Showing posts with label reminiscing. Show all posts
Showing posts with label reminiscing. Show all posts

Friday, June 19, 2009

Oh boy...

I have a problem. I don't delete pictures. Ever. The type of pictures that are under exposed or too blurry to even tell what is in the image? Yeah, I keep those. I don't know why. But I have a problem with deleting. Its just SO permanent.

Daniel has been asking (aka: nagging) me to go through my pictures and delete the crap ones to free up some space. I have thousands of pictures on here of Zachariah alone. They are all organized. Every picture I took within his first year I organized in separate folders by the week. Once he turned a year old I started doing it by the month. So there are a TON of folders and a TON of pictures on this computer. I can probably delete hundreds upon hundreds that are either just horrible pictures or copies of pictures.

All that to say, I sat down to do that a little bit ago. Instead of deleting, I found myself gazing at Zachariah's baby pictures. I started going through, week by week. Just staring. Letting the memories take over.

I started remembering when my baby was one day old. Only a freaking day old! He was so tiny!
Then came the three week old pictures. Oh how I loved this picture!

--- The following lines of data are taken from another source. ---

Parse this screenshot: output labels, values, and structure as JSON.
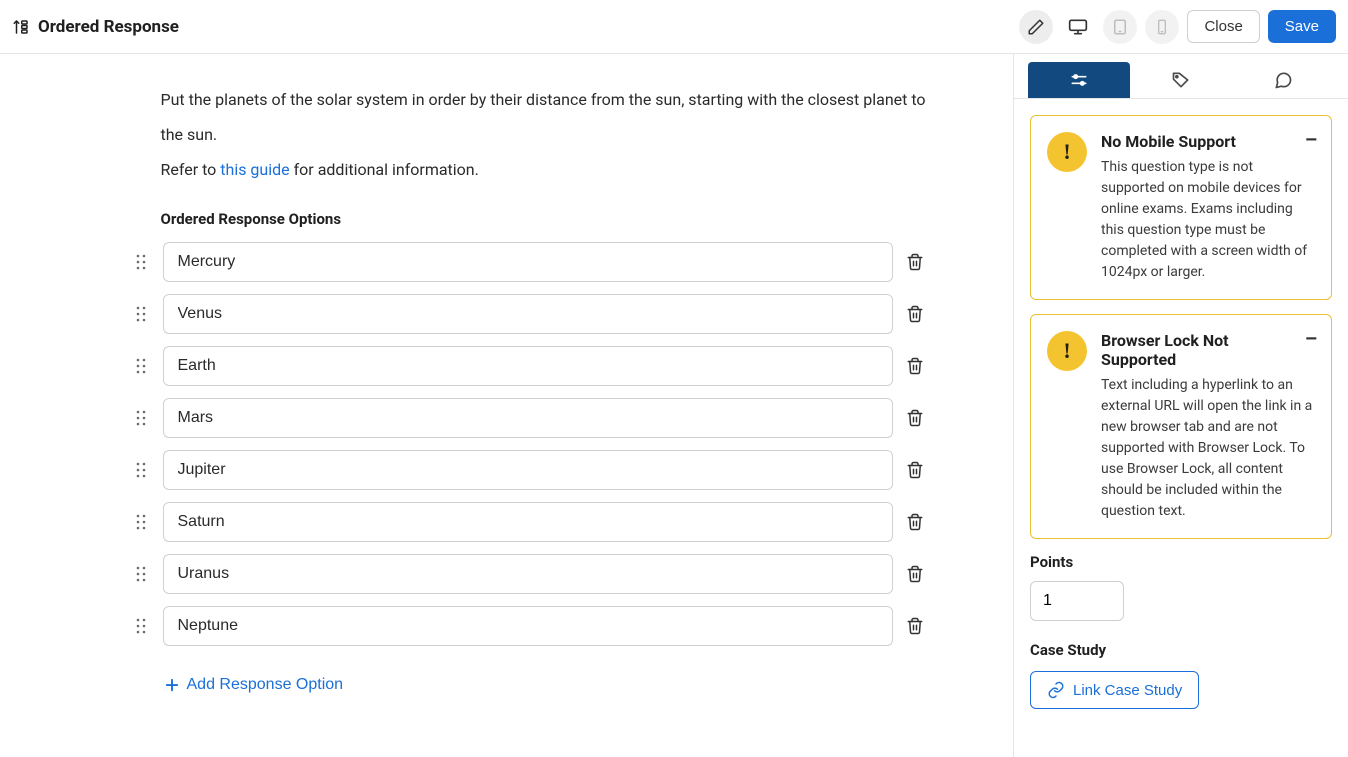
{
  "header": {
    "title": "Ordered Response",
    "close_label": "Close",
    "save_label": "Save"
  },
  "question": {
    "text_parts": {
      "p1": "Put the planets of the solar system in order by their distance from the sun, starting with the closest planet to the sun.",
      "p2_pre": "Refer to ",
      "p2_link": "this guide",
      "p2_post": " for additional information."
    },
    "options_label": "Ordered Response Options",
    "options": [
      {
        "value": "Mercury"
      },
      {
        "value": "Venus"
      },
      {
        "value": "Earth"
      },
      {
        "value": "Mars"
      },
      {
        "value": "Jupiter"
      },
      {
        "value": "Saturn"
      },
      {
        "value": "Uranus"
      },
      {
        "value": "Neptune"
      }
    ],
    "add_option_label": "Add Response Option"
  },
  "sidebar": {
    "warnings": [
      {
        "icon": "!",
        "title": "No Mobile Support",
        "text": "This question type is not supported on mobile devices for online exams. Exams including this question type must be completed with a screen width of 1024px or larger."
      },
      {
        "icon": "!",
        "title": "Browser Lock Not Supported",
        "text": "Text including a hyperlink to an external URL will open the link in a new browser tab and are not supported with Browser Lock. To use Browser Lock, all content should be included within the question text."
      }
    ],
    "points": {
      "label": "Points",
      "value": "1"
    },
    "case_study": {
      "label": "Case Study",
      "link_label": "Link Case Study"
    }
  }
}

Four months old...Six months old...
Seven months... GAH! He is so cute!!!!

And then all of a sudden, THIS happened:
Seriously. When did he leave the newborn stage and become a full fledged toddler? This is all a bit overwhelming.

*sigh*

I think I want another one.

Keep in mind that in about ten min. my son will wake up from his nap and shake this feeling right out of me. But for now, during the silence of nap time... I want another one.

Tuesday, January 20, 2009

Takes Me Back

Zachariah and I were watching the 25th anniversary DVD of Sesame Street the other day, and I was reminded of one of my favorite songs by Chris and the Alphabeats. I just think this is the funniest thing! I love it.

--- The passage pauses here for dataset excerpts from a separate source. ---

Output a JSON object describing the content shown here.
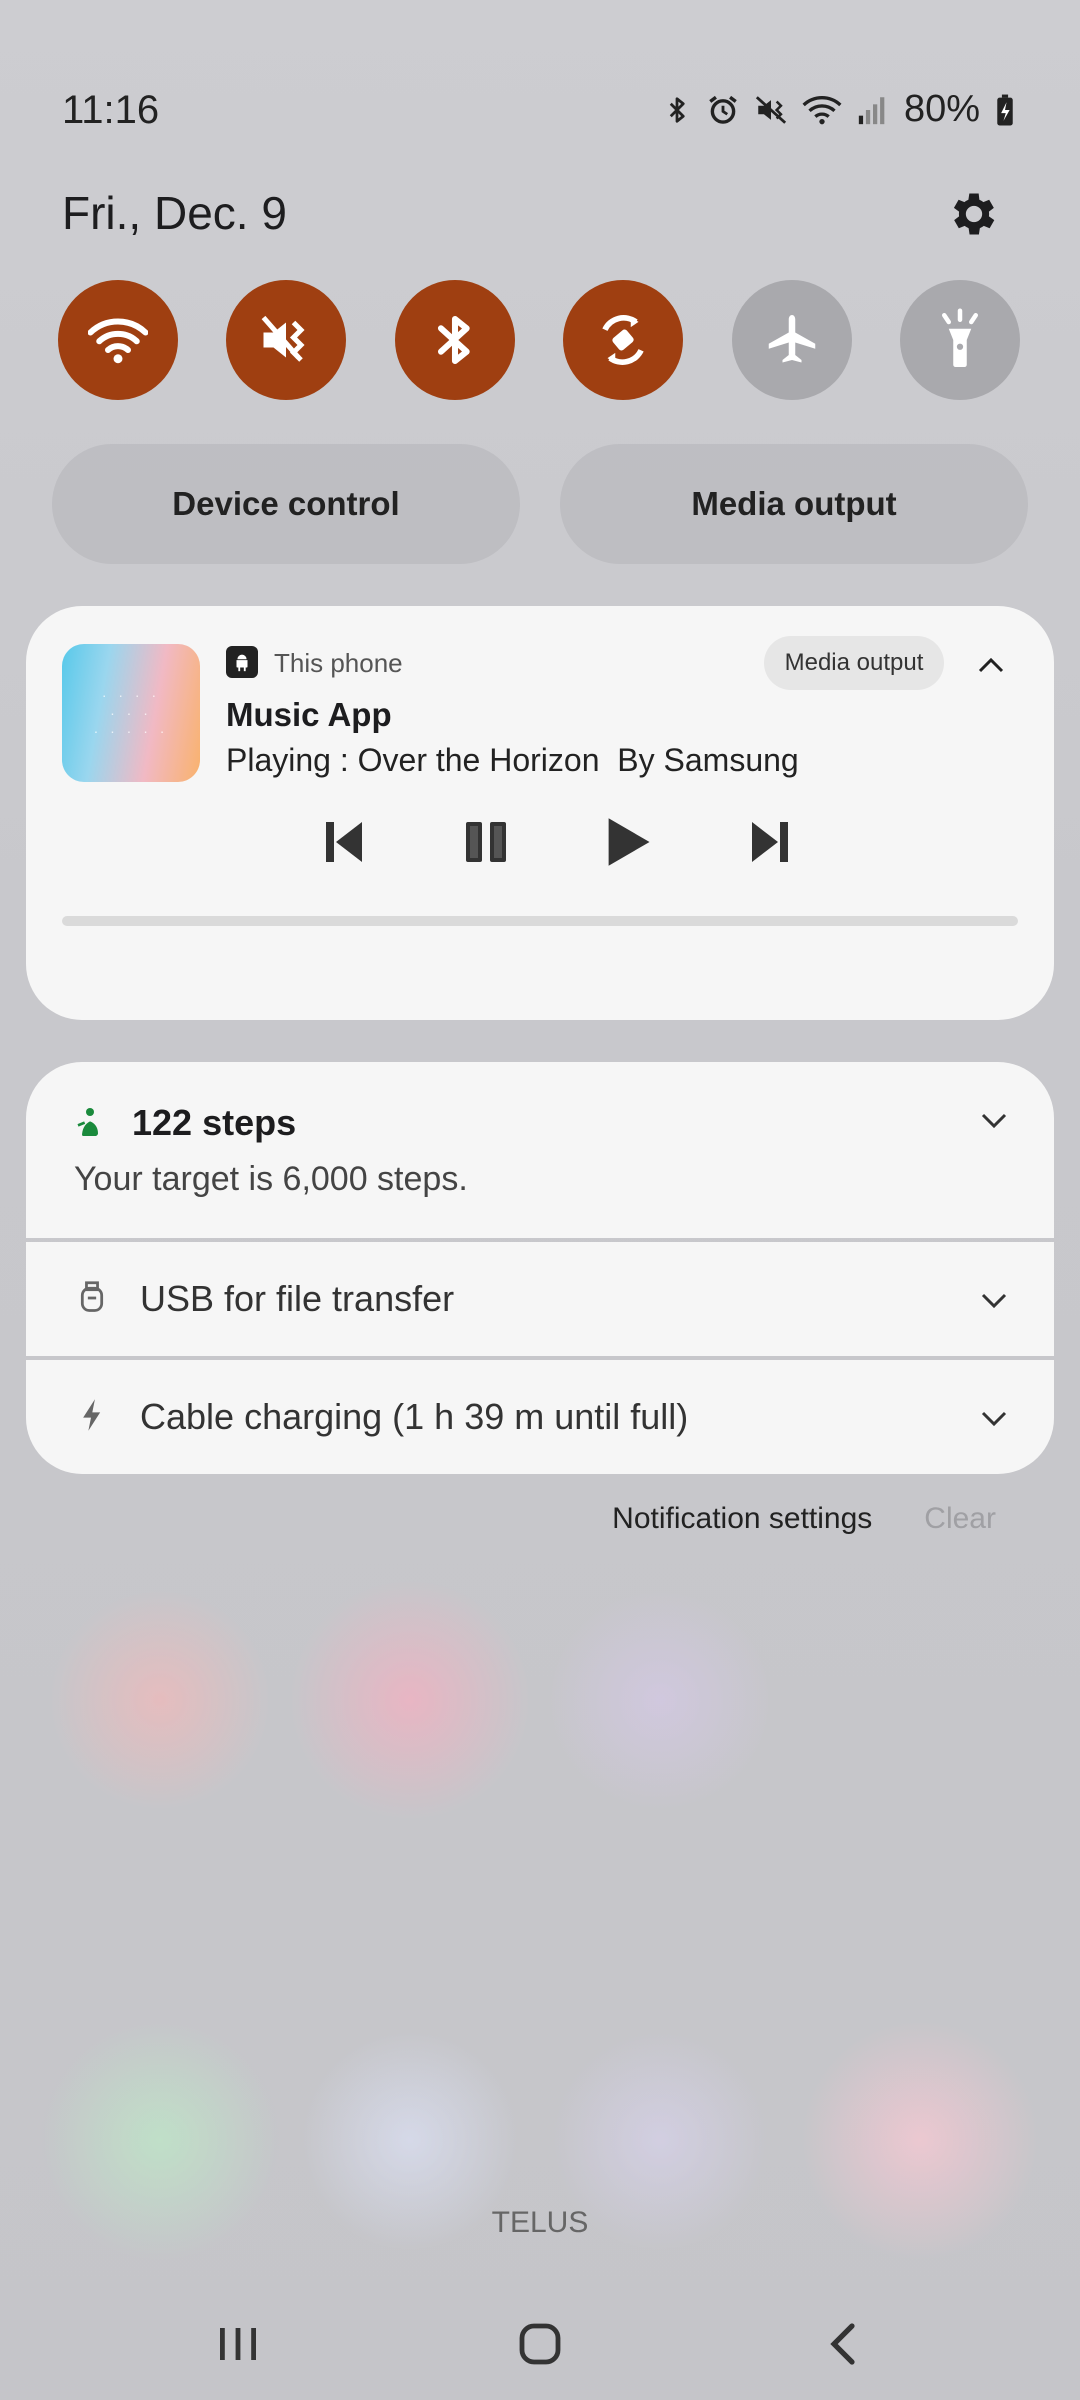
{
  "status_bar": {
    "time": "11:16",
    "battery_percent": "80%",
    "icons": [
      "bluetooth-icon",
      "alarm-icon",
      "mute-icon",
      "wifi-icon",
      "signal-icon",
      "battery-charging-icon"
    ]
  },
  "header": {
    "date": "Fri., Dec. 9",
    "settings_icon": "gear-icon"
  },
  "quick_toggles": [
    {
      "name": "wifi",
      "icon": "wifi-icon",
      "state": "on"
    },
    {
      "name": "sound",
      "icon": "mute-icon",
      "state": "on"
    },
    {
      "name": "bluetooth",
      "icon": "bluetooth-icon",
      "state": "on"
    },
    {
      "name": "auto-rotate",
      "icon": "rotate-icon",
      "state": "on"
    },
    {
      "name": "airplane-mode",
      "icon": "airplane-icon",
      "state": "off"
    },
    {
      "name": "flashlight",
      "icon": "flashlight-icon",
      "state": "off"
    }
  ],
  "colors": {
    "toggle_on": "#9f3f11",
    "toggle_off": "#a9a9ad",
    "steps_icon": "#1a8a3c"
  },
  "buttons": {
    "device_control": "Device control",
    "media_output": "Media output"
  },
  "media": {
    "source": "This phone",
    "output_chip": "Media output",
    "app_name": "Music App",
    "track_line": "Playing : Over the Horizon  By Samsung",
    "controls": [
      "previous-icon",
      "pause-icon",
      "play-icon",
      "next-icon"
    ],
    "progress": 0
  },
  "notifications": {
    "steps": {
      "title": "122 steps",
      "subtitle": "Your target is 6,000 steps."
    },
    "usb": {
      "title": "USB for file transfer"
    },
    "charging": {
      "title": "Cable charging (1 h 39 m until full)"
    }
  },
  "notif_actions": {
    "settings": "Notification settings",
    "clear": "Clear"
  },
  "carrier": "TELUS",
  "navbar": [
    "recents-icon",
    "home-icon",
    "back-icon"
  ]
}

(The Count blabbers on for a bit, so go to the 50 second mark to see the actual song)

Friday, October 31, 2008

A Year Ago

Halloween last year...


Halloween this year...


My gosh he has gotten big.

Happy Trick or Treating everyone!! :)

Wednesday, September 24, 2008

a.n.g.e.l.

I cant remember the last time I have listened to the radio with Zachariah in the vehicle. He loves his CD’s, and is usually quite the happy camper in the car as long as they are being played. So I sacrifice my tunes for his mind-numbing alphabet songs so that I have a happy baby. And most of the time I even ignore the strong urge to stab myself in the eye with a sharp utensil due to listing to the SAME TWO CD’S OVER AND OVER AGAIN.

Anyway.

Zachariah and I were on our way home from the park today… driving with the windows down and my music cranked up (in case you were wondering, it fluctuates between Rock 103 and Q102) for once. For a moment I completely forgot I was driving a mini-van. I forgot I had a one year old in the backseat. I forgot I was on my way to Wal-Mart to pick up some groceries that we missed earlier this week. For that moment I completely forgot I had any responsibilities whatsoever. I wasn’t stressed or depressed. I wasn’t pissed off at nothing in particular. I didn’t have a care in the world. I actually thought I was eighteen again, on my way to my 2 pm English Lit class. I was absolutely loving this moment. Singing off key to Angel (by Natasha Bedingfield) with the wind blowing through my hair. That moment was perfect.

Then the song ended.
The baby cried.
I pulled into the crowded Wal-Mart parking lot.
I realized I was driving a mini-van instead of my old Nissan.
And I remembered I was a 23 year old mom, not an 18 year old college student.

Darn that reality.

Don’t get me wrong. I LOVE my life now. I wouldn’t change it for anything. But being a mom is difficult and challenging. And because of that, sometimes I miss the college days where I didn’t have a care in the world. And it was nice, if only for a moment, to remember those days.